Eşim dostum bilirler öğle yemeklerim hayattaki hava kabarcıklarımdır. Dalma ile ilgilenenler bilirler, azot sarhoşu olduğun zaman yön duygun yok olur ve yüzeye çıktığını sanarak derinlere doğru gitmeye başlarsın. Zaten bu duruma derinlik şarhoşluğu da denir. Tek kurtuluşun hava kabarcıklarının gittiği yöne gitmen olmalı ki çoğu kere sana sanki hava kabarcıkları derinlere gidiyormuş gibi gelir o durumdayken. Zaten bir kaç metre yükseldin mi sarhoşluk pat diye yok olur, şaka gibi bir şey. İşte bu nedenle zor ve ters bile olsa kurtarıcıdır hava kabarcıkları. İşte öğle yemeklerim benim kurtarıcılarımdırlar. Severim, önemserim ve değer veririm. Geçiştirmek işime de gelmez zaten yapmama da.

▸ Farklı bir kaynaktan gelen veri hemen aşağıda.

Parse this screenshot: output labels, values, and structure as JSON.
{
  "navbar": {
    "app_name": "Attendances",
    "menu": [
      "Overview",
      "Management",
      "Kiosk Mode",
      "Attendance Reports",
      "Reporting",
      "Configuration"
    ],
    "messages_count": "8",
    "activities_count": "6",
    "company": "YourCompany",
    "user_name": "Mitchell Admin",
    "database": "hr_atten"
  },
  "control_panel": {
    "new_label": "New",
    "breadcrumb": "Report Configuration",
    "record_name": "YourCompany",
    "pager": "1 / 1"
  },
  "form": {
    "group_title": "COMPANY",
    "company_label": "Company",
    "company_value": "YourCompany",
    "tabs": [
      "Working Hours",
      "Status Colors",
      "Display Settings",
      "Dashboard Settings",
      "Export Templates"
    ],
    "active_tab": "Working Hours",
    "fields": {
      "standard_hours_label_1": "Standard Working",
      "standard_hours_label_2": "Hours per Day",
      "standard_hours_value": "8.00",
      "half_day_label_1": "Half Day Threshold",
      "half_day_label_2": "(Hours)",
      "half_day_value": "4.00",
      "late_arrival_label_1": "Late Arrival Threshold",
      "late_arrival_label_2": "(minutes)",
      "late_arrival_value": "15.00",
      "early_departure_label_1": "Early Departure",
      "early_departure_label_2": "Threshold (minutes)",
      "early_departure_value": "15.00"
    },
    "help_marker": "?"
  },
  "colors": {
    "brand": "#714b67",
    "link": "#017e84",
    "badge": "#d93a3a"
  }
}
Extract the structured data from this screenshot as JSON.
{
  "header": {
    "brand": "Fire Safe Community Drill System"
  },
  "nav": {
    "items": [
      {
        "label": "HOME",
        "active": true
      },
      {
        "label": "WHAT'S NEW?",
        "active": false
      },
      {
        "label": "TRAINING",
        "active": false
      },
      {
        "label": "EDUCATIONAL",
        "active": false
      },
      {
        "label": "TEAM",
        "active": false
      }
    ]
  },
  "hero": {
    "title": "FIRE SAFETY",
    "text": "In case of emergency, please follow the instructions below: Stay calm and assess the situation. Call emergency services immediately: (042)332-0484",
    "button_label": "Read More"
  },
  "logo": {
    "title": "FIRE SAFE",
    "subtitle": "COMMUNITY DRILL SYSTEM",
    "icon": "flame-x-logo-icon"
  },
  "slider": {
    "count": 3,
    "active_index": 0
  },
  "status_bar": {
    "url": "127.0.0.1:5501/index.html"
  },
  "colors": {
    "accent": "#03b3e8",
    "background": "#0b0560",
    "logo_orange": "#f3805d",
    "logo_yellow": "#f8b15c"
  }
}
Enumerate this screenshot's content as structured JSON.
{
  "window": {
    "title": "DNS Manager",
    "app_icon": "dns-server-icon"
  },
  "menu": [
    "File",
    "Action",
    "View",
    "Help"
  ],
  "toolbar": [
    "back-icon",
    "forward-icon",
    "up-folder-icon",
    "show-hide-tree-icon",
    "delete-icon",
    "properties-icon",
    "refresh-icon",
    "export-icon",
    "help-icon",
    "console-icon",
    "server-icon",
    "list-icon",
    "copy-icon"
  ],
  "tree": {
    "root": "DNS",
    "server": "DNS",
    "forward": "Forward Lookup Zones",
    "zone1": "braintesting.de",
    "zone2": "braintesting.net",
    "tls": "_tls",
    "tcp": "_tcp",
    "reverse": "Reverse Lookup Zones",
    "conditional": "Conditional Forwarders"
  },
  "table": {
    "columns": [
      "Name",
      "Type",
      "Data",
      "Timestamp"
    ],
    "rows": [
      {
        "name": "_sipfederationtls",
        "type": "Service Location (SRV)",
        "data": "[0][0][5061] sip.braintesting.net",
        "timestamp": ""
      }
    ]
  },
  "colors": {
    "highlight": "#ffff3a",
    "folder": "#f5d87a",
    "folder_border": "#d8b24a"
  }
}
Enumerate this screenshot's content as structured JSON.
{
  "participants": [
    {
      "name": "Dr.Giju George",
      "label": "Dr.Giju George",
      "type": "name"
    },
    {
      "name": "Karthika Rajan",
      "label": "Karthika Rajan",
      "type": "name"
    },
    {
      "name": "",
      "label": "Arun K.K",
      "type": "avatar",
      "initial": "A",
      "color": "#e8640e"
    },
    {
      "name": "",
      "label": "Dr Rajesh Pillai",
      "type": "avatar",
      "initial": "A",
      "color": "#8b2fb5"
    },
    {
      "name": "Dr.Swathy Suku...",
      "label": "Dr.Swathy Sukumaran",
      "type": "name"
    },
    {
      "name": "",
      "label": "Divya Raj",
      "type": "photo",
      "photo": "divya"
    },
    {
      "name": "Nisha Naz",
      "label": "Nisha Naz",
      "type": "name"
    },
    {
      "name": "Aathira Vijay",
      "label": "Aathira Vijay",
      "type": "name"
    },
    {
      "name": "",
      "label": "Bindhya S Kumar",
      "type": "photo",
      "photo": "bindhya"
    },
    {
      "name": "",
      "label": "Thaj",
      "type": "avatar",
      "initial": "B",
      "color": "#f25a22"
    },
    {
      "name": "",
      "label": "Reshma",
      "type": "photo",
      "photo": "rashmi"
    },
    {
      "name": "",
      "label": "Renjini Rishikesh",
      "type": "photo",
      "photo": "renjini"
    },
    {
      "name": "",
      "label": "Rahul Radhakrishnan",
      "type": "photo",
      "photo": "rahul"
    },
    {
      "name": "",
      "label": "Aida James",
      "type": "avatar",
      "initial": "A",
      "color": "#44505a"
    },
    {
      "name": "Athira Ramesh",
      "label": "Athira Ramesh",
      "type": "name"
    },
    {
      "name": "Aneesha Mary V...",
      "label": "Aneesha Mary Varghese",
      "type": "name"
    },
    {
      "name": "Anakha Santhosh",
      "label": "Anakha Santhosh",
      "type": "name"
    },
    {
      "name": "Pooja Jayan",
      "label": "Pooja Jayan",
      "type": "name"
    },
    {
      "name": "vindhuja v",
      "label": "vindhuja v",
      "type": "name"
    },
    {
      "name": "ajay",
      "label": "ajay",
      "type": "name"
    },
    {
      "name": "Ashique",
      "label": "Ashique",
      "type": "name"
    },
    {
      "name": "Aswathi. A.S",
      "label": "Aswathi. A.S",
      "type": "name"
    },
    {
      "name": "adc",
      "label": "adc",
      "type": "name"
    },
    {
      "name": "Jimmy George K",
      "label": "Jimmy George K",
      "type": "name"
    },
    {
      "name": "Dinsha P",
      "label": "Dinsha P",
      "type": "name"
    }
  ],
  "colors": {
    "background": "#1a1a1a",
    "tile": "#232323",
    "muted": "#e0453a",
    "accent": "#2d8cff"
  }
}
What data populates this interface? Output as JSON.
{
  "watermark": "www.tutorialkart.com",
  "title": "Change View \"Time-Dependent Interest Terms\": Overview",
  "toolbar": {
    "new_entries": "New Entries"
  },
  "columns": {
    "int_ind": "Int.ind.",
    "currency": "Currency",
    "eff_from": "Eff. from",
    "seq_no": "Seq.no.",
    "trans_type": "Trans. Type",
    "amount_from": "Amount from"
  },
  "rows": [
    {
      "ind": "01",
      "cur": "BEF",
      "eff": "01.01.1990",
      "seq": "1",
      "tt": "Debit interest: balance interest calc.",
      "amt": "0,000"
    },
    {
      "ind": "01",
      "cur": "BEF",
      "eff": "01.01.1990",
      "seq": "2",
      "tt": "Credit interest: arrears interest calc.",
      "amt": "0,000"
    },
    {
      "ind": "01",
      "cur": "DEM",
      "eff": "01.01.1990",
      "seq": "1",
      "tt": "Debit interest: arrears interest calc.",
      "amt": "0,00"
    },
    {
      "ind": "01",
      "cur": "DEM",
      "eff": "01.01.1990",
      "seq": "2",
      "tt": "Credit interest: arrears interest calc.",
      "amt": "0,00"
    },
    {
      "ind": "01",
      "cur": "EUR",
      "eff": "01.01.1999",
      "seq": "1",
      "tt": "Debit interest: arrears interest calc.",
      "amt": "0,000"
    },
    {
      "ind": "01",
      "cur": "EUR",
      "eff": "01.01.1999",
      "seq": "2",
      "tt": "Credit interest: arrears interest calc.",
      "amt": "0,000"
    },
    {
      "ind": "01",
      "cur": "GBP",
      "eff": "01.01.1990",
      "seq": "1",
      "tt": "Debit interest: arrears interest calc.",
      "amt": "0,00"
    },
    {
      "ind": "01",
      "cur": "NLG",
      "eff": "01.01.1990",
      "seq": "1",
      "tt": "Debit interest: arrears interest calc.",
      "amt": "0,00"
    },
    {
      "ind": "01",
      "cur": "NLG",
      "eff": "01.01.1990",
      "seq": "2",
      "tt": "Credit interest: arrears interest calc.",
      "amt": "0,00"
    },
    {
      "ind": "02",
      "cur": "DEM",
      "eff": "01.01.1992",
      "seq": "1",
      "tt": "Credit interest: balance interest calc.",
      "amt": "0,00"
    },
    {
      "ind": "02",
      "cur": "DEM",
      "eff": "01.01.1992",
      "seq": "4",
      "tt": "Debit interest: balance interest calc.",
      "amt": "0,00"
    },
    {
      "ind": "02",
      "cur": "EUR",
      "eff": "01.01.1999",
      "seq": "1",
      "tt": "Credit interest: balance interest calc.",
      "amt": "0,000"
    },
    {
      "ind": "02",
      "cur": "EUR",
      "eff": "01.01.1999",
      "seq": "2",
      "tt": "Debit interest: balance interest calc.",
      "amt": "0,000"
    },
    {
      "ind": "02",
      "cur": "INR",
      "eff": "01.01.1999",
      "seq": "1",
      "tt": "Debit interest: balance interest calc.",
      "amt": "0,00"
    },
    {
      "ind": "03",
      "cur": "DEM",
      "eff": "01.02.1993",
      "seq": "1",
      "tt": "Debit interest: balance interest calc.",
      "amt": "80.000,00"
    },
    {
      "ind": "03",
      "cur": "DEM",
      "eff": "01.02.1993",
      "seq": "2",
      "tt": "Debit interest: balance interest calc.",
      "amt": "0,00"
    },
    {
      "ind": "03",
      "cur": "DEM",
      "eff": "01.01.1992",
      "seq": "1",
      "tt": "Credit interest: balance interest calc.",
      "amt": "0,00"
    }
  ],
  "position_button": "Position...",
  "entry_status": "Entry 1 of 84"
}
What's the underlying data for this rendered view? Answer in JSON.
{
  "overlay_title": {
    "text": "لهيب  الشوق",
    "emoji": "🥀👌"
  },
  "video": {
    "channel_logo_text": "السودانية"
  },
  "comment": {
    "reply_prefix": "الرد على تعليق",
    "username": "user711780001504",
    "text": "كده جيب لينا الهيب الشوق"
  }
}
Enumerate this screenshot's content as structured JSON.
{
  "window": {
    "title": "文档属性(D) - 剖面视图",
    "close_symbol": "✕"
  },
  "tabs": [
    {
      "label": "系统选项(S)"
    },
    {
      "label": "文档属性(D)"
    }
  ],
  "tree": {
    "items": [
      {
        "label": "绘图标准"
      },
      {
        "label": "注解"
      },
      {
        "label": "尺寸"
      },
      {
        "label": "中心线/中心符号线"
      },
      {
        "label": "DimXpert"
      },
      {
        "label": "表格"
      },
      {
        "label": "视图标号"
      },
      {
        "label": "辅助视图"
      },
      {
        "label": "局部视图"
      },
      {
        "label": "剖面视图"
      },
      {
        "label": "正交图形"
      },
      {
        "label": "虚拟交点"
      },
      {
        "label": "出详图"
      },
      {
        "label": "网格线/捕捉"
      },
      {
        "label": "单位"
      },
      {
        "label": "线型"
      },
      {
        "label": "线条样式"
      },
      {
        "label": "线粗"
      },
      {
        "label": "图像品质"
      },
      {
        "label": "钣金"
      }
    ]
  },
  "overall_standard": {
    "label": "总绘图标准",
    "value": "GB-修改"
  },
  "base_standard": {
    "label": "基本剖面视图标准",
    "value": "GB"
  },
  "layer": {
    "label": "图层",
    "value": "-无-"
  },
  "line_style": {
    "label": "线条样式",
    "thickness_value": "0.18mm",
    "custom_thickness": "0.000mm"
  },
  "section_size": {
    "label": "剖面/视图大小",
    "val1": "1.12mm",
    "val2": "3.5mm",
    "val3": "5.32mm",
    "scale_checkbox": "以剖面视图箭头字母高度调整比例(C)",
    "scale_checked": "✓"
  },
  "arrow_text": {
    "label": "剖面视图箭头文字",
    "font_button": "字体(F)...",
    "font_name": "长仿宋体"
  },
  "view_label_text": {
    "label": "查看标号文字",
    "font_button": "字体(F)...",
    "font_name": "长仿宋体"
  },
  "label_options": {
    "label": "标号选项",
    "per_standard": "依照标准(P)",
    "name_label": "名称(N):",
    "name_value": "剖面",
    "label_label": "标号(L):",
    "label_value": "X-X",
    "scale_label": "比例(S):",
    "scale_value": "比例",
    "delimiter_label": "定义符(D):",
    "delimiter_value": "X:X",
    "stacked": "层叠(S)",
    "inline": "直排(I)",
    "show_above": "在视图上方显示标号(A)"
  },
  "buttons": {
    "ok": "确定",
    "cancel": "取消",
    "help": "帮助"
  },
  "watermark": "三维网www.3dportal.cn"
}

Geçen gün öğle saalerinde öğle yemeğine gidemedim. Oğlumun doğum günüydü ve ana okulunda kutlaması vardı. Allahım öncesindeki hazırlığı size anlatamam. Yalnızca pasta seçimi bile evlendiğimiz zamandaki pasta seçiminden çok daha zor ve çok daha karışıktı. Önce pastanın alınacağı yerin seçimi, sonrasında seçilen yerden alınan, denenen, tadılan pastalar ve nihayet seçim. Seçim sonrasındaki pastanenin sahibesi olan bayanın gözlerinin içindeki “çok şükür sizden nihayet kurtuluyorum ifadesi” beni bile duygulandırdı açıkçası. Gören de oğlumuz evleniyor sanır. Pastadaki içerik seçimi, üstünün süslemesi, getirilmesi, kesilmesi  meğer füzyon bile bu kadar zor değilmiş. Bizim zavallı doğumgünlerimizi düşünüyorum da nice senelerimizi mahalle pastanelerinden alınan bol kekli az çikolatalı pastalarla heba etmişiz.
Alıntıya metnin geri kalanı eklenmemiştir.